July 9, 2013 10:18 AM EDT Send to a Friend
The largest U.S. banks are going to need to keep more leverage on hand, according to a joint proposal by federal regulators today.

The Office of the Comptroller of the Currency has proposed a capital leverage ratio of five percent of assets today, versus the current international standard of three percent of assets.

For U.S.-backed lending and deposit units, the leverage ratio would be twice the global standard at six percent.

In a statement today, FDIC chairman Martin Gruenberg said, "A 3 percent minimum supplementary leverage ratio would not have appreciably mitigated the growth in leverage among these organizations in the years preceding the recent crisis."

The FDIC, using data from last September, said banks fell short of the new leverage requirement by $63 billion. Insured lenders would need an additional $89 billion in capital.
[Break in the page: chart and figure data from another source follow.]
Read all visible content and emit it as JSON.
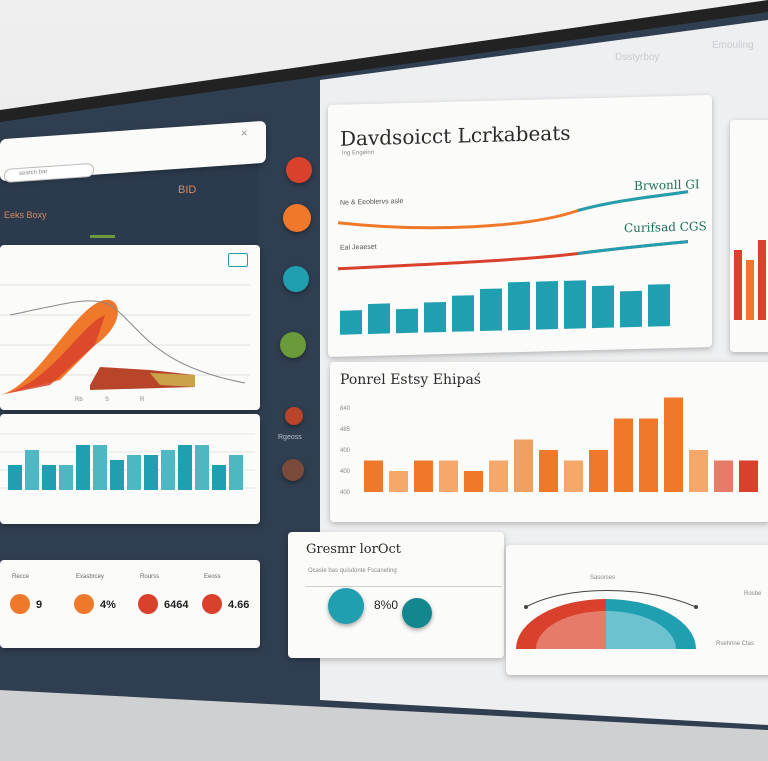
{
  "header": {
    "left_label": "Dsstyrboy",
    "right_label": "Emouling"
  },
  "search": {
    "placeholder": "search bar"
  },
  "tabs": {
    "tab_a": "Eeks Boxy",
    "tab_b": "BID"
  },
  "main_card": {
    "title": "Davdsoicct Lcrkabeats",
    "subtitle": "Ing Engeinn",
    "line1_label": "Ne & Eeoblervs asle",
    "line2_label": "Eal Jeaeset",
    "legend1": "Brwonll GI",
    "legend2": "Curifsad CGS"
  },
  "mid_card": {
    "title": "Ponrel Estsy Ehipaś"
  },
  "bottom_card": {
    "title": "Gresmr lorOct",
    "subtitle": "Ocasie bas quisdonte Fscaneting",
    "value": "8%0"
  },
  "kpis": [
    {
      "label": "Recce",
      "value": "9"
    },
    {
      "label": "Exasbrcey",
      "value": "4%"
    },
    {
      "label": "Rourss",
      "value": "6464"
    },
    {
      "label": "Eeoss",
      "value": "4.66"
    }
  ],
  "side_labels": {
    "recuss": "Rgeoss"
  },
  "pie_card": {
    "label_top": "Sasorses",
    "label_right": "Rosbe",
    "label_bottom": "Rsehnne Ctas"
  },
  "colors": {
    "teal": "#1f9fb0",
    "orange": "#f0782a",
    "red": "#d9412c",
    "navy": "#2e3e52",
    "green": "#6a9a3a"
  },
  "chart_data": [
    {
      "type": "bar",
      "title": "Davdsoicct Lcrkabeats",
      "series": [
        {
          "name": "",
          "values": [
            4,
            5,
            4,
            5,
            6,
            7,
            8,
            8,
            8,
            7,
            6,
            7
          ]
        }
      ],
      "ylim": [
        0,
        10
      ]
    },
    {
      "type": "bar",
      "title": "Ponrel Estsy Ehipaś",
      "series": [
        {
          "name": "",
          "values": [
            3,
            2,
            3,
            3,
            2,
            3,
            5,
            4,
            3,
            4,
            7,
            7,
            9,
            4,
            3,
            3
          ]
        }
      ],
      "ylim": [
        0,
        10
      ],
      "yticks": [
        "840",
        "485",
        "400",
        "400",
        "400"
      ]
    },
    {
      "type": "bar",
      "title": "",
      "series": [
        {
          "name": "",
          "values": [
            5,
            8,
            5,
            5,
            9,
            9,
            6,
            7,
            7,
            8,
            9,
            9,
            5,
            7
          ]
        }
      ],
      "ylim": [
        0,
        10
      ]
    },
    {
      "type": "area",
      "title": "",
      "series": [
        {
          "name": "",
          "values": [
            1,
            2,
            5,
            9,
            7,
            3,
            2
          ]
        }
      ]
    }
  ]
}
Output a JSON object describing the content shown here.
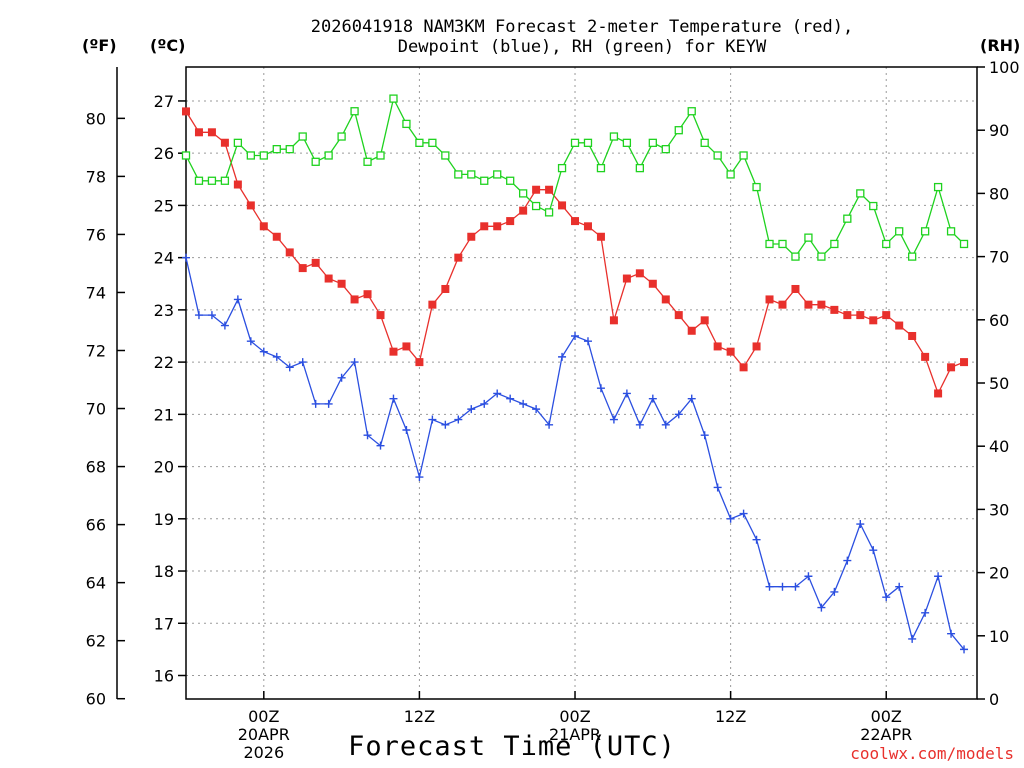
{
  "chart_data": {
    "type": "line",
    "title_line1": "2026041918 NAM3KM Forecast 2-meter Temperature (red),",
    "title_line2": "Dewpoint (blue), RH (green) for KEYW",
    "xlabel": "Forecast Time (UTC)",
    "credit": "coolwx.com/models",
    "units": {
      "fahrenheit": "(ºF)",
      "celsius": "(ºC)",
      "rh": "(RH)"
    },
    "x_range_hours": [
      0,
      61
    ],
    "x_ticks": [
      {
        "hour": 6,
        "label": "00Z",
        "sub1": "20APR",
        "sub2": "2026"
      },
      {
        "hour": 18,
        "label": "12Z",
        "sub1": "",
        "sub2": ""
      },
      {
        "hour": 30,
        "label": "00Z",
        "sub1": "21APR",
        "sub2": ""
      },
      {
        "hour": 42,
        "label": "12Z",
        "sub1": "",
        "sub2": ""
      },
      {
        "hour": 54,
        "label": "00Z",
        "sub1": "22APR",
        "sub2": ""
      }
    ],
    "celsius_axis": {
      "range": [
        15.55,
        27.65
      ],
      "ticks": [
        16,
        17,
        18,
        19,
        20,
        21,
        22,
        23,
        24,
        25,
        26,
        27
      ]
    },
    "fahrenheit_axis": {
      "range": [
        59.99,
        81.77
      ],
      "ticks": [
        60,
        62,
        64,
        66,
        68,
        70,
        72,
        74,
        76,
        78,
        80
      ]
    },
    "rh_axis": {
      "range": [
        0,
        100
      ],
      "ticks": [
        0,
        10,
        20,
        30,
        40,
        50,
        60,
        70,
        80,
        90,
        100
      ]
    },
    "series": [
      {
        "name": "Temperature",
        "color": "#e8302c",
        "axis": "celsius",
        "marker": "filled-square",
        "values": [
          26.8,
          26.4,
          26.4,
          26.2,
          25.4,
          25.0,
          24.6,
          24.4,
          24.1,
          23.8,
          23.9,
          23.6,
          23.5,
          23.2,
          23.3,
          22.9,
          22.2,
          22.3,
          22.0,
          23.1,
          23.4,
          24.0,
          24.4,
          24.6,
          24.6,
          24.7,
          24.9,
          25.3,
          25.3,
          25.0,
          24.7,
          24.6,
          24.4,
          22.8,
          23.6,
          23.7,
          23.5,
          23.2,
          22.9,
          22.6,
          22.8,
          22.3,
          22.2,
          21.9,
          22.3,
          23.2,
          23.1,
          23.4,
          23.1,
          23.1,
          23.0,
          22.9,
          22.9,
          22.8,
          22.9,
          22.7,
          22.5,
          22.1,
          21.4,
          21.9,
          22.0
        ]
      },
      {
        "name": "Dewpoint",
        "color": "#2b4fe0",
        "axis": "celsius",
        "marker": "plus",
        "values": [
          24.0,
          22.9,
          22.9,
          22.7,
          23.2,
          22.4,
          22.2,
          22.1,
          21.9,
          22.0,
          21.2,
          21.2,
          21.7,
          22.0,
          20.6,
          20.4,
          21.3,
          20.7,
          19.8,
          20.9,
          20.8,
          20.9,
          21.1,
          21.2,
          21.4,
          21.3,
          21.2,
          21.1,
          20.8,
          22.1,
          22.5,
          22.4,
          21.5,
          20.9,
          21.4,
          20.8,
          21.3,
          20.8,
          21.0,
          21.3,
          20.6,
          19.6,
          19.0,
          19.1,
          18.6,
          17.7,
          17.7,
          17.7,
          17.9,
          17.3,
          17.6,
          18.2,
          18.9,
          18.4,
          17.5,
          17.7,
          16.7,
          17.2,
          17.9,
          16.8,
          16.5
        ]
      },
      {
        "name": "RH",
        "color": "#1fd21f",
        "axis": "rh",
        "marker": "open-square",
        "values": [
          86,
          82,
          82,
          82,
          88,
          86,
          86,
          87,
          87,
          89,
          85,
          86,
          89,
          93,
          85,
          86,
          95,
          91,
          88,
          88,
          86,
          83,
          83,
          82,
          83,
          82,
          80,
          78,
          77,
          84,
          88,
          88,
          84,
          89,
          88,
          84,
          88,
          87,
          90,
          93,
          88,
          86,
          83,
          86,
          81,
          72,
          72,
          70,
          73,
          70,
          72,
          76,
          80,
          78,
          72,
          74,
          70,
          74,
          81,
          74,
          72
        ]
      }
    ]
  }
}
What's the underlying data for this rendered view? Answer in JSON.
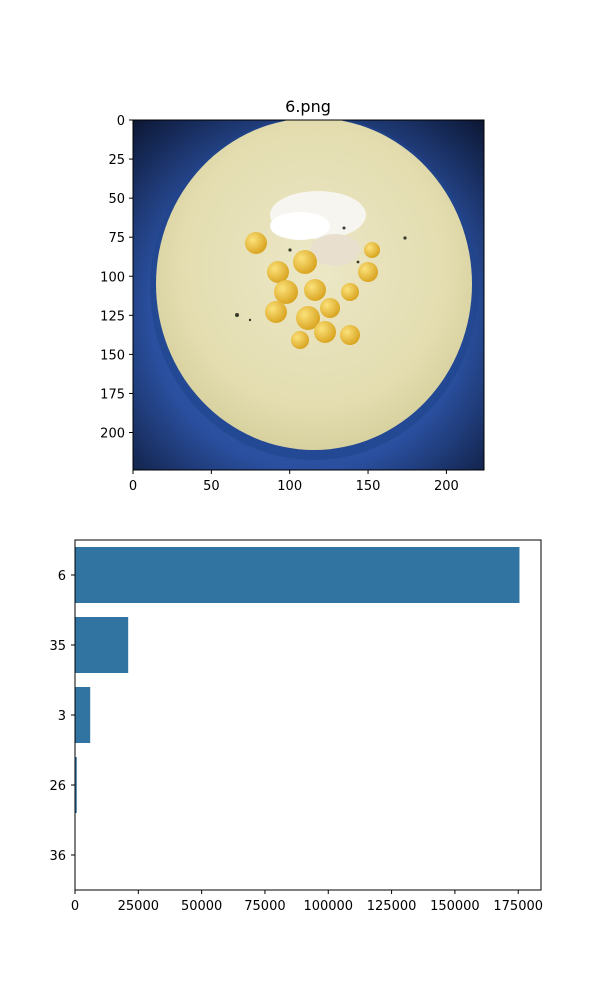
{
  "chart_data": [
    {
      "type": "image",
      "title": "6.png",
      "xlim": [
        0,
        224
      ],
      "ylim": [
        224,
        0
      ],
      "xticks": [
        0,
        50,
        100,
        150,
        200
      ],
      "yticks": [
        0,
        25,
        50,
        75,
        100,
        125,
        150,
        175,
        200
      ],
      "image_description": "bowl of creamy soup topped with corn kernels and sour cream on a blue plate"
    },
    {
      "type": "bar",
      "orientation": "horizontal",
      "categories": [
        "6",
        "35",
        "3",
        "26",
        "36"
      ],
      "values": [
        175500,
        21000,
        6000,
        700,
        100
      ],
      "xlim": [
        0,
        184000
      ],
      "xticks": [
        0,
        25000,
        50000,
        75000,
        100000,
        125000,
        150000,
        175000
      ],
      "color": "#3274a1"
    }
  ]
}
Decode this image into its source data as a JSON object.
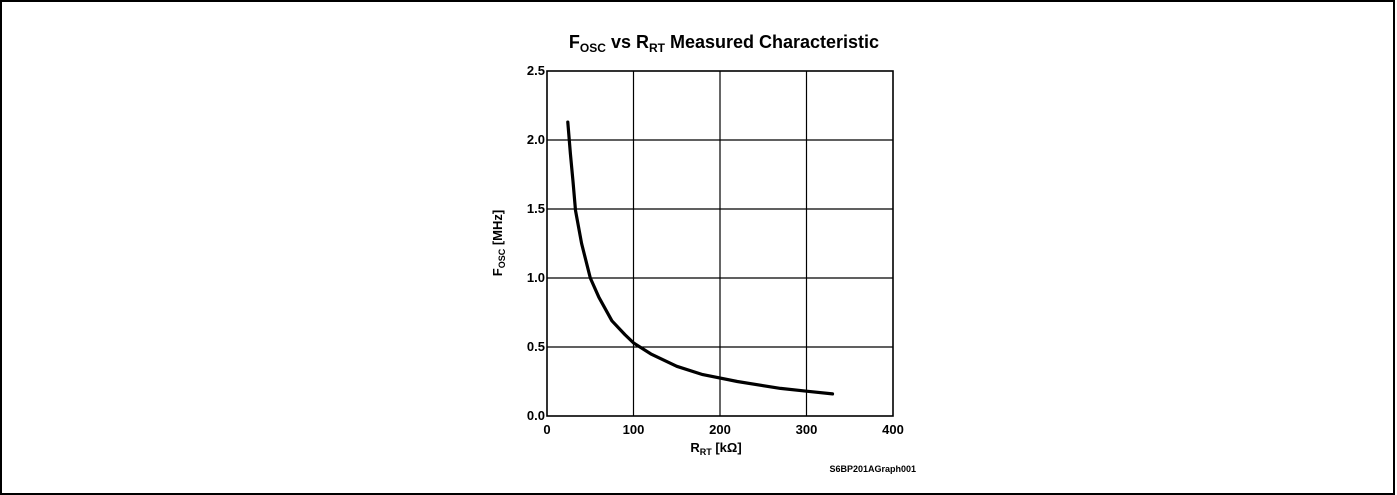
{
  "chart_data": {
    "type": "line",
    "title": {
      "main": "F",
      "main_sub": "OSC",
      "middle": " vs R",
      "middle_sub": "RT",
      "end": " Measured Characteristic"
    },
    "xlabel": {
      "main": "R",
      "sub": "RT",
      "unit": " [kΩ]"
    },
    "ylabel": {
      "main": "F",
      "sub": "OSC",
      "unit": " [MHz]"
    },
    "xlim": [
      0,
      400
    ],
    "ylim": [
      0.0,
      2.5
    ],
    "xticks": [
      0,
      100,
      200,
      300,
      400
    ],
    "xtick_labels": [
      "0",
      "100",
      "200",
      "300",
      "400"
    ],
    "yticks": [
      0.0,
      0.5,
      1.0,
      1.5,
      2.0,
      2.5
    ],
    "ytick_labels": [
      "0.0",
      "0.5",
      "1.0",
      "1.5",
      "2.0",
      "2.5"
    ],
    "grid": true,
    "series": [
      {
        "x": [
          24,
          27,
          30,
          33,
          40,
          50,
          60,
          75,
          90,
          100,
          120,
          150,
          180,
          220,
          270,
          300,
          330
        ],
        "y": [
          2.13,
          1.9,
          1.7,
          1.49,
          1.25,
          1.0,
          0.86,
          0.69,
          0.59,
          0.53,
          0.45,
          0.36,
          0.3,
          0.25,
          0.2,
          0.18,
          0.16
        ]
      }
    ],
    "footnote": "S6BP201AGraph001",
    "colors": {
      "line": "#000000",
      "grid": "#000000",
      "background": "#ffffff"
    }
  }
}
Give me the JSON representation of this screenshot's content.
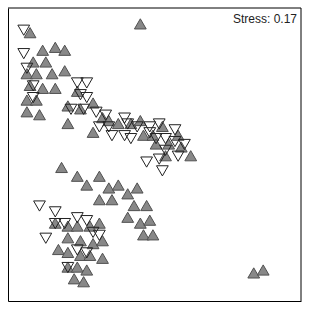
{
  "chart_data": {
    "type": "scatter",
    "annotations": [
      "Stress: 0.17"
    ],
    "xlim": [
      -0.05,
      0.88
    ],
    "ylim": [
      0.02,
      1.02
    ],
    "tick_labels": false,
    "series": [
      {
        "color": "#888888",
        "marker": "triangle-up",
        "x": [
          0.02,
          0.06,
          0.1,
          0.13,
          0.03,
          0.07,
          0.01,
          0.04,
          0.09,
          0.02,
          0.06,
          0.1,
          0.01,
          0.04,
          0.01,
          0.05,
          0.13,
          0.17,
          0.14,
          0.18,
          0.14,
          0.22,
          0.25,
          0.27,
          0.22,
          0.3,
          0.34,
          0.37,
          0.38,
          0.41,
          0.44,
          0.42,
          0.46,
          0.49,
          0.5,
          0.45,
          0.53,
          0.37,
          0.12,
          0.17,
          0.2,
          0.24,
          0.27,
          0.3,
          0.24,
          0.28,
          0.33,
          0.36,
          0.35,
          0.39,
          0.33,
          0.37,
          0.4,
          0.38,
          0.41,
          0.1,
          0.14,
          0.17,
          0.21,
          0.24,
          0.14,
          0.18,
          0.22,
          0.25,
          0.11,
          0.14,
          0.18,
          0.21,
          0.25,
          0.14,
          0.17,
          0.2,
          0.16,
          0.19,
          0.73,
          0.76
        ],
        "values": [
          0.93,
          0.87,
          0.88,
          0.87,
          0.83,
          0.83,
          0.79,
          0.79,
          0.79,
          0.75,
          0.74,
          0.74,
          0.7,
          0.7,
          0.66,
          0.65,
          0.8,
          0.73,
          0.68,
          0.67,
          0.62,
          0.69,
          0.64,
          0.63,
          0.59,
          0.62,
          0.62,
          0.63,
          0.58,
          0.58,
          0.61,
          0.55,
          0.55,
          0.58,
          0.54,
          0.51,
          0.51,
          0.96,
          0.47,
          0.44,
          0.41,
          0.44,
          0.4,
          0.41,
          0.36,
          0.36,
          0.38,
          0.4,
          0.34,
          0.34,
          0.3,
          0.28,
          0.29,
          0.24,
          0.24,
          0.28,
          0.27,
          0.27,
          0.27,
          0.28,
          0.23,
          0.22,
          0.21,
          0.22,
          0.19,
          0.18,
          0.17,
          0.17,
          0.16,
          0.13,
          0.13,
          0.12,
          0.09,
          0.08,
          0.11,
          0.12
        ]
      },
      {
        "color": "#222222",
        "marker": "triangle-down-open",
        "x": [
          0,
          0,
          0.01,
          0.03,
          0.03,
          0.17,
          0.2,
          0.18,
          0.2,
          0.15,
          0.19,
          0.23,
          0.26,
          0.24,
          0.27,
          0.28,
          0.32,
          0.33,
          0.32,
          0.34,
          0.36,
          0.4,
          0.4,
          0.43,
          0.42,
          0.45,
          0.48,
          0.48,
          0.51,
          0.45,
          0.49,
          0.43,
          0.44,
          0.39,
          0.05,
          0.1,
          0.1,
          0.13,
          0.07,
          0.17,
          0.2,
          0.22,
          0.24,
          0.17,
          0.2,
          0.14
        ],
        "values": [
          0.95,
          0.87,
          0.82,
          0.76,
          0.72,
          0.77,
          0.77,
          0.73,
          0.72,
          0.68,
          0.68,
          0.67,
          0.66,
          0.62,
          0.62,
          0.59,
          0.65,
          0.63,
          0.59,
          0.58,
          0.62,
          0.62,
          0.6,
          0.63,
          0.58,
          0.58,
          0.61,
          0.57,
          0.56,
          0.54,
          0.52,
          0.51,
          0.47,
          0.5,
          0.35,
          0.33,
          0.29,
          0.29,
          0.24,
          0.31,
          0.3,
          0.26,
          0.25,
          0.2,
          0.19,
          0.14
        ]
      }
    ]
  }
}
The Financial Stability Board identified the largest U.S. banks being affected by the proposed rule as Citigroup Inc. (NYSE: C), JPMorgan Chase & Co. (NYSE: JPM), Wells Fargo & Co. (NYSE: WFC), Goldman Sachs Group Inc. (NYSE: GS), Bank of America Corp. (NYSE: BAC), Morgan Stanley (NYSE: MS), State Street Corp. (NYSE: SSI), and Bank of New York Mellon Corp (NYSE: BK).